The Apostle Paul wrote about the spiritual gifts in the body of Christ, “The eye cannot say to the hand, “I don’t need you!” And the head cannot say to the feet, “I don’t need you!” (1 Cor 12:21 NIV). In today’s Christian environment we marginalize one another’s gifts. Unfortunately, rather than saying I don’t need you we say, “I may be a hand, but I can see better than the eye.” 

1 comment:

Steve Corey said...


-----There are places in each of us no other eye can really see but our own. Even if we try to lay them out for another to see, he won’t see it completely as we see ourselves. What defines our personalities, characters, and beliefs are highly complex networks of thoughts, emotions, and perceptions. More complicated than we can even explain to ourselves, let alone to another. Moreover, we are not static creatures. We are dynamic. Even the act of perceiving an aspect of ourselves has a slight effect upon that aspect, leaving it at least subtly effected.
-----Also, Jesus was sure to state that only those with eyes to see and ears to hear would recognize Him as God’s Son and come calling for new and eternal life.
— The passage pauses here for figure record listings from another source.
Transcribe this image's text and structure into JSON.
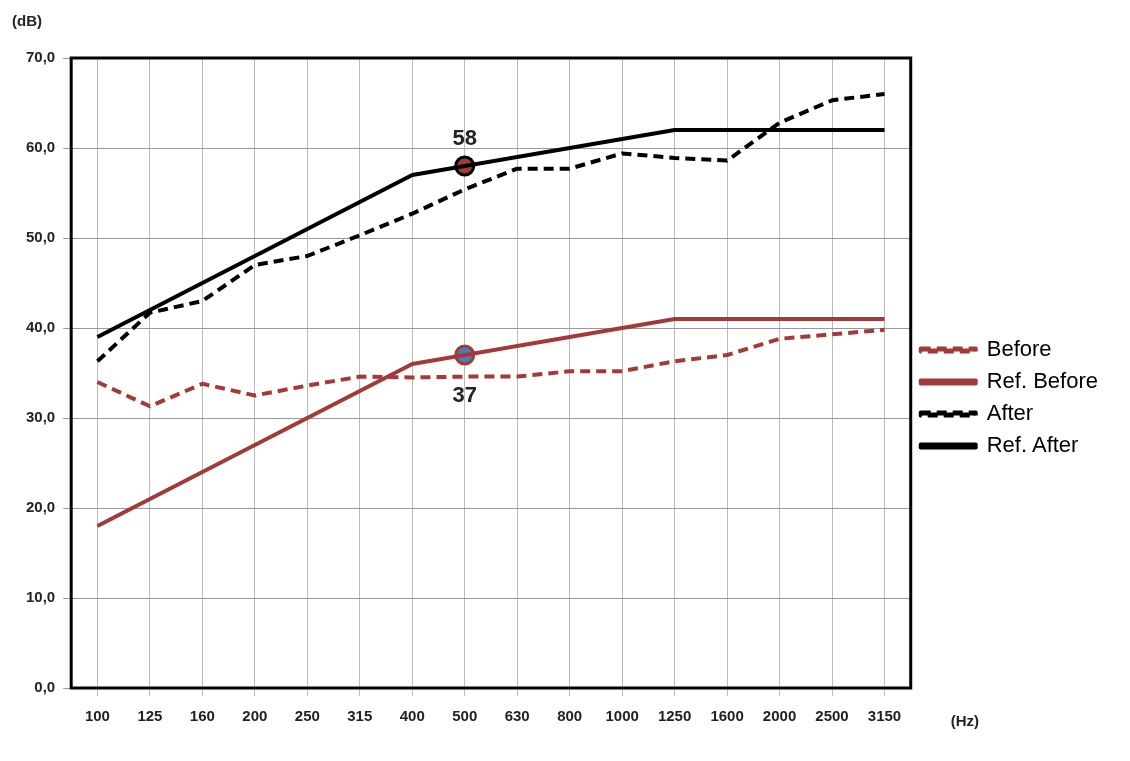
{
  "chart_data": {
    "type": "line",
    "xlabel": "(Hz)",
    "ylabel": "(dB)",
    "categories": [
      "100",
      "125",
      "160",
      "200",
      "250",
      "315",
      "400",
      "500",
      "630",
      "800",
      "1000",
      "1250",
      "1600",
      "2000",
      "2500",
      "3150"
    ],
    "series": [
      {
        "name": "Before",
        "color": "#a33a3a",
        "line_style": "dashed",
        "values": [
          34,
          31.3,
          33.8,
          32.5,
          33.6,
          34.6,
          34.5,
          34.6,
          34.6,
          35.2,
          35.2,
          36.3,
          37,
          38.8,
          39.3,
          39.8
        ]
      },
      {
        "name": "Ref. Before",
        "color": "#a33a3a",
        "line_style": "solid",
        "values": [
          18,
          21,
          24,
          27,
          30,
          33,
          36,
          37,
          38,
          39,
          40,
          41,
          41,
          41,
          41,
          41
        ]
      },
      {
        "name": "After",
        "color": "#000000",
        "line_style": "dashed",
        "values": [
          36.3,
          41.7,
          43,
          47,
          48,
          50.3,
          52.7,
          55.4,
          57.7,
          57.7,
          59.4,
          58.9,
          58.6,
          62.8,
          65.3,
          66
        ]
      },
      {
        "name": "Ref. After",
        "color": "#000000",
        "line_style": "solid",
        "values": [
          39,
          42,
          45,
          48,
          51,
          54,
          57,
          58,
          59,
          60,
          61,
          62,
          62,
          62,
          62,
          62
        ]
      },
      {
        "type": "scatter",
        "marker": "circle",
        "color": "#a33a3a",
        "colors": [
          "#4a7ebb"
        ],
        "x": [
          "500"
        ],
        "values": [
          37
        ]
      },
      {
        "type": "scatter",
        "marker": "circle",
        "color": "#000000",
        "colors": [
          "#a33a3a"
        ],
        "x": [
          "500"
        ],
        "values": [
          58
        ]
      }
    ],
    "annotations": [
      {
        "text": "58",
        "x": "500",
        "y": 58
      },
      {
        "text": "37",
        "x": "500",
        "y": 37
      }
    ],
    "ylim": [
      0,
      70
    ],
    "yticks": [
      {
        "value": 0,
        "label": "0,0"
      },
      {
        "value": 10,
        "label": "10,0"
      },
      {
        "value": 20,
        "label": "20,0"
      },
      {
        "value": 30,
        "label": "30,0"
      },
      {
        "value": 40,
        "label": "40,0"
      },
      {
        "value": 50,
        "label": "50,0"
      },
      {
        "value": 60,
        "label": "60,0"
      },
      {
        "value": 70,
        "label": "70,0"
      }
    ],
    "grid": true,
    "legend": "right"
  }
}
Since Paul is talking about all those who have called on Christ for life as being various parts of a complete body, everyone he is talking about has these eyes to see and do see, somewhat.
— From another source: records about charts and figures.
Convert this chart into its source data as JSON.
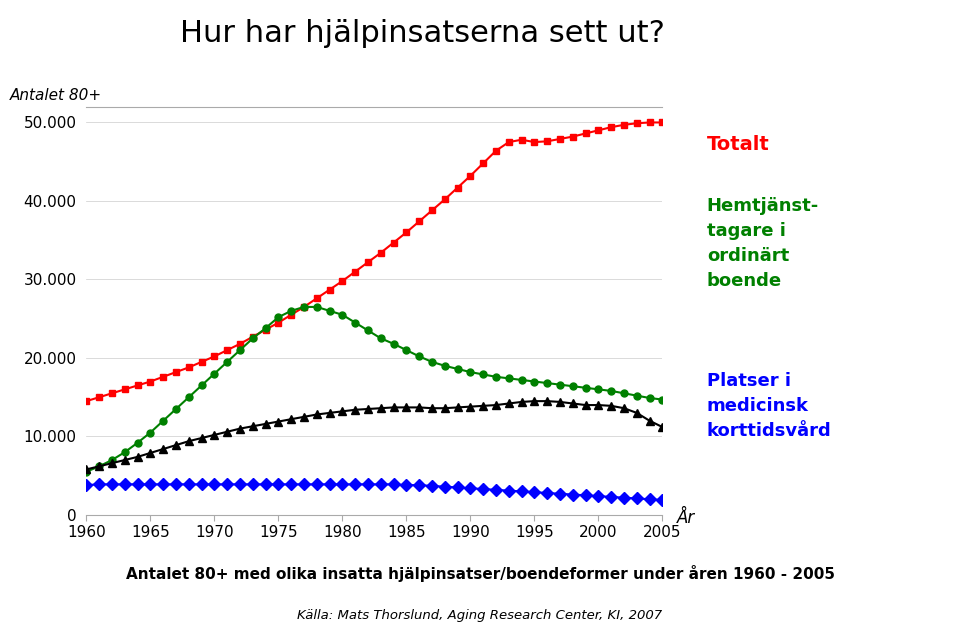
{
  "title": "Hur har hjälpinsatserna sett ut?",
  "ylabel": "Antalet 80+",
  "xlabel": "År",
  "subtitle": "Antalet 80+ med olika insatta hjälpinsatser/boendeformer under åren 1960 - 2005",
  "source": "Källa: Mats Thorslund, Aging Research Center, KI, 2007",
  "background_color": "#ffffff",
  "ylim": [
    0,
    52000
  ],
  "xlim": [
    1960,
    2005
  ],
  "yticks": [
    0,
    10000,
    20000,
    30000,
    40000,
    50000
  ],
  "ytick_labels": [
    "0",
    "10.000",
    "20.000",
    "30.000",
    "40.000",
    "50.000"
  ],
  "xticks": [
    1960,
    1965,
    1970,
    1975,
    1980,
    1985,
    1990,
    1995,
    2000,
    2005
  ],
  "red_years": [
    1960,
    1961,
    1962,
    1963,
    1964,
    1965,
    1966,
    1967,
    1968,
    1969,
    1970,
    1971,
    1972,
    1973,
    1974,
    1975,
    1976,
    1977,
    1978,
    1979,
    1980,
    1981,
    1982,
    1983,
    1984,
    1985,
    1986,
    1987,
    1988,
    1989,
    1990,
    1991,
    1992,
    1993,
    1994,
    1995,
    1996,
    1997,
    1998,
    1999,
    2000,
    2001,
    2002,
    2003,
    2004,
    2005
  ],
  "red_values": [
    14500,
    15000,
    15500,
    16000,
    16500,
    17000,
    17600,
    18200,
    18800,
    19500,
    20200,
    21000,
    21800,
    22700,
    23600,
    24500,
    25500,
    26500,
    27600,
    28700,
    29800,
    31000,
    32200,
    33400,
    34700,
    36000,
    37400,
    38800,
    40200,
    41700,
    43200,
    44800,
    46400,
    47500,
    47800,
    47500,
    47600,
    47900,
    48200,
    48600,
    49000,
    49400,
    49700,
    49900,
    50000,
    50000
  ],
  "green_years": [
    1960,
    1961,
    1962,
    1963,
    1964,
    1965,
    1966,
    1967,
    1968,
    1969,
    1970,
    1971,
    1972,
    1973,
    1974,
    1975,
    1976,
    1977,
    1978,
    1979,
    1980,
    1981,
    1982,
    1983,
    1984,
    1985,
    1986,
    1987,
    1988,
    1989,
    1990,
    1991,
    1992,
    1993,
    1994,
    1995,
    1996,
    1997,
    1998,
    1999,
    2000,
    2001,
    2002,
    2003,
    2004,
    2005
  ],
  "green_values": [
    5500,
    6200,
    7000,
    8000,
    9200,
    10500,
    12000,
    13500,
    15000,
    16500,
    18000,
    19500,
    21000,
    22500,
    23800,
    25200,
    26000,
    26500,
    26500,
    26000,
    25500,
    24500,
    23500,
    22500,
    21800,
    21000,
    20200,
    19500,
    19000,
    18600,
    18200,
    17900,
    17600,
    17400,
    17200,
    17000,
    16800,
    16600,
    16400,
    16200,
    16000,
    15800,
    15500,
    15200,
    14900,
    14700
  ],
  "black_years": [
    1960,
    1961,
    1962,
    1963,
    1964,
    1965,
    1966,
    1967,
    1968,
    1969,
    1970,
    1971,
    1972,
    1973,
    1974,
    1975,
    1976,
    1977,
    1978,
    1979,
    1980,
    1981,
    1982,
    1983,
    1984,
    1985,
    1986,
    1987,
    1988,
    1989,
    1990,
    1991,
    1992,
    1993,
    1994,
    1995,
    1996,
    1997,
    1998,
    1999,
    2000,
    2001,
    2002,
    2003,
    2004,
    2005
  ],
  "black_values": [
    5800,
    6200,
    6600,
    7000,
    7400,
    7900,
    8400,
    8900,
    9400,
    9800,
    10200,
    10600,
    11000,
    11300,
    11600,
    11900,
    12200,
    12500,
    12800,
    13000,
    13200,
    13400,
    13500,
    13600,
    13700,
    13700,
    13700,
    13600,
    13600,
    13700,
    13800,
    13900,
    14000,
    14200,
    14400,
    14500,
    14500,
    14400,
    14200,
    14000,
    14000,
    13900,
    13600,
    13000,
    12000,
    11200
  ],
  "blue_years": [
    1960,
    1961,
    1962,
    1963,
    1964,
    1965,
    1966,
    1967,
    1968,
    1969,
    1970,
    1971,
    1972,
    1973,
    1974,
    1975,
    1976,
    1977,
    1978,
    1979,
    1980,
    1981,
    1982,
    1983,
    1984,
    1985,
    1986,
    1987,
    1988,
    1989,
    1990,
    1991,
    1992,
    1993,
    1994,
    1995,
    1996,
    1997,
    1998,
    1999,
    2000,
    2001,
    2002,
    2003,
    2004,
    2005
  ],
  "blue_values": [
    3800,
    3900,
    3900,
    3900,
    3900,
    3900,
    3900,
    3900,
    3900,
    3900,
    3900,
    3900,
    3900,
    3900,
    3900,
    3900,
    3900,
    3900,
    3900,
    3900,
    3900,
    3900,
    3900,
    3900,
    3900,
    3800,
    3800,
    3700,
    3600,
    3500,
    3400,
    3300,
    3200,
    3100,
    3000,
    2900,
    2800,
    2700,
    2600,
    2500,
    2400,
    2300,
    2200,
    2100,
    2000,
    1900
  ],
  "red_color": "#ff0000",
  "green_color": "#008000",
  "black_color": "#000000",
  "blue_color": "#0000ff",
  "legend_label_totalt": "Totalt",
  "legend_label_hemtjanst": "Hemtjänst-\ntagare i\nordinärt\nboende",
  "legend_label_platser": "Platser i\nmedicinsk\nkorttidsvård"
}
-----Metaphor and analogy are only good for so much. That we all have eyes to see and ears to hear neither speaks to how well those eyes see and those ears hear, nor to how much we use them. All of us have aspects of ourselves we do not see which others do. And nobody has seen everything there is to see. We’ve each seen but a tiny portion of it.
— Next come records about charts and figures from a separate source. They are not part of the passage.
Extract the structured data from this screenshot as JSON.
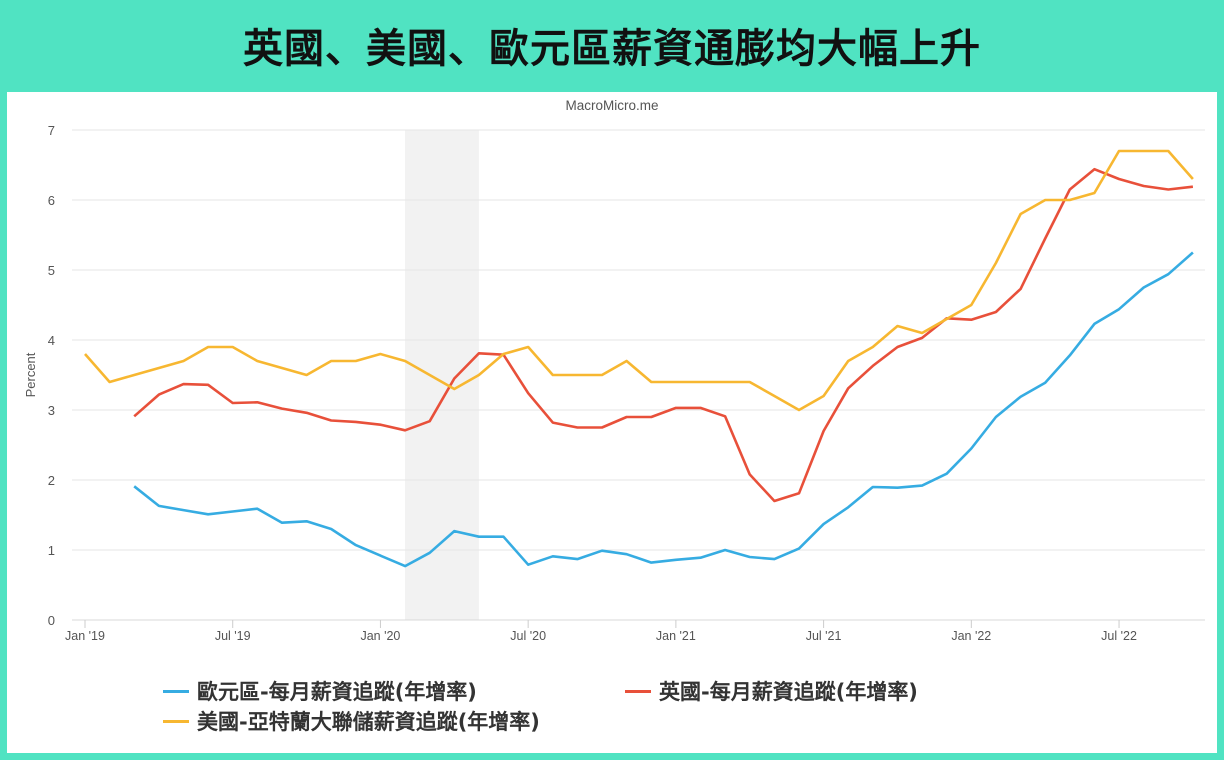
{
  "title": "英國、美國、歐元區薪資通膨均大幅上升",
  "chart_data": {
    "type": "line",
    "credit": "MacroMicro.me",
    "ylabel": "Percent",
    "ylim": [
      0,
      7
    ],
    "yticks": [
      0,
      1,
      2,
      3,
      4,
      5,
      6,
      7
    ],
    "xticks": [
      {
        "label": "Jan '19",
        "date": "2019-01"
      },
      {
        "label": "Jul '19",
        "date": "2019-07"
      },
      {
        "label": "Jan '20",
        "date": "2020-01"
      },
      {
        "label": "Jul '20",
        "date": "2020-07"
      },
      {
        "label": "Jan '21",
        "date": "2021-01"
      },
      {
        "label": "Jul '21",
        "date": "2021-07"
      },
      {
        "label": "Jan '22",
        "date": "2022-01"
      },
      {
        "label": "Jul '22",
        "date": "2022-07"
      }
    ],
    "grid": true,
    "legend_position": "bottom",
    "shaded_band": {
      "from": "2020-02",
      "to": "2020-05",
      "color": "#f2f2f2"
    },
    "series": [
      {
        "name": "歐元區-每月薪資追蹤(年增率)",
        "color": "#36ace2",
        "start": "2019-03",
        "values": [
          1.91,
          1.63,
          1.57,
          1.51,
          1.55,
          1.59,
          1.39,
          1.41,
          1.3,
          1.07,
          0.92,
          0.77,
          0.96,
          1.27,
          1.19,
          1.19,
          0.79,
          0.91,
          0.87,
          0.99,
          0.94,
          0.82,
          0.86,
          0.89,
          1.0,
          0.9,
          0.87,
          1.02,
          1.37,
          1.61,
          1.9,
          1.89,
          1.92,
          2.09,
          2.45,
          2.9,
          3.19,
          3.39,
          3.78,
          4.23,
          4.44,
          4.75,
          4.94,
          5.25
        ]
      },
      {
        "name": "英國-每月薪資追蹤(年增率)",
        "color": "#e8503a",
        "start": "2019-03",
        "values": [
          2.91,
          3.22,
          3.37,
          3.36,
          3.1,
          3.11,
          3.02,
          2.96,
          2.85,
          2.83,
          2.79,
          2.71,
          2.84,
          3.45,
          3.81,
          3.79,
          3.24,
          2.82,
          2.75,
          2.75,
          2.9,
          2.9,
          3.03,
          3.03,
          2.91,
          2.08,
          1.7,
          1.81,
          2.7,
          3.31,
          3.63,
          3.9,
          4.03,
          4.31,
          4.29,
          4.4,
          4.73,
          5.45,
          6.15,
          6.44,
          6.3,
          6.2,
          6.15,
          6.19
        ]
      },
      {
        "name": "美國-亞特蘭大聯儲薪資追蹤(年增率)",
        "color": "#f7b731",
        "start": "2019-01",
        "values": [
          3.8,
          3.4,
          3.5,
          3.6,
          3.7,
          3.9,
          3.9,
          3.7,
          3.6,
          3.5,
          3.7,
          3.7,
          3.8,
          3.7,
          3.5,
          3.3,
          3.5,
          3.8,
          3.9,
          3.5,
          3.5,
          3.5,
          3.7,
          3.4,
          3.4,
          3.4,
          3.4,
          3.4,
          3.2,
          3.0,
          3.2,
          3.7,
          3.9,
          4.2,
          4.1,
          4.3,
          4.5,
          5.1,
          5.8,
          6.0,
          6.0,
          6.1,
          6.7,
          6.7,
          6.7,
          6.3
        ]
      }
    ]
  }
}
-----Yet, you are right in that God gives some the ability to see more than most. He gave prophets the ability to see into spiritual realms and to know bits and pieces of the future. As many as saw He expected to speak. And these folks in His body who do see better than most are obliged to properly handle what they’ve seen according to God’s direction. Ask the prophet God commanded to not eat at Bethel who ate there, and the lion who tore him but only stood by the body. When God gives He expects honor.
-----Alas, not all of us having “eyes to see” (else we would not be members of His body) properly understand the nature of their seeing. Some get it wrong. When actually seeing for themselves, they think they’re seeing for others. A fine case in point is Rick Warren and the tragic destruction he wreaked in a lot of hearts by trying to convince the entire of Christ’s body that he had a vision for what all of it should become. For Rick, his vision definitely applied. But convincing folks of lesser vision that they were great visionaries by doing as he did broke apart a lot of fellowship which had been more rightly hung together in counting one another’s interests as important as your own, pleasing one another to build each other up, and outdoing one another in showing honor.
-----It is important to understand when we’ve seen for another. We are to help one another overcome sin and to discern life‘s complicated courses. But it is as important to know when the seeing is just for the self. Though the New Testament often refers to us as being slaves of one another, it refers to absolutely no one, except Jesus, as being masters to one another. Seeing can be dangerous, for when it comes to knowing and correcting, there is a very, very thin line between being a slave to someone’s need and trying to master him.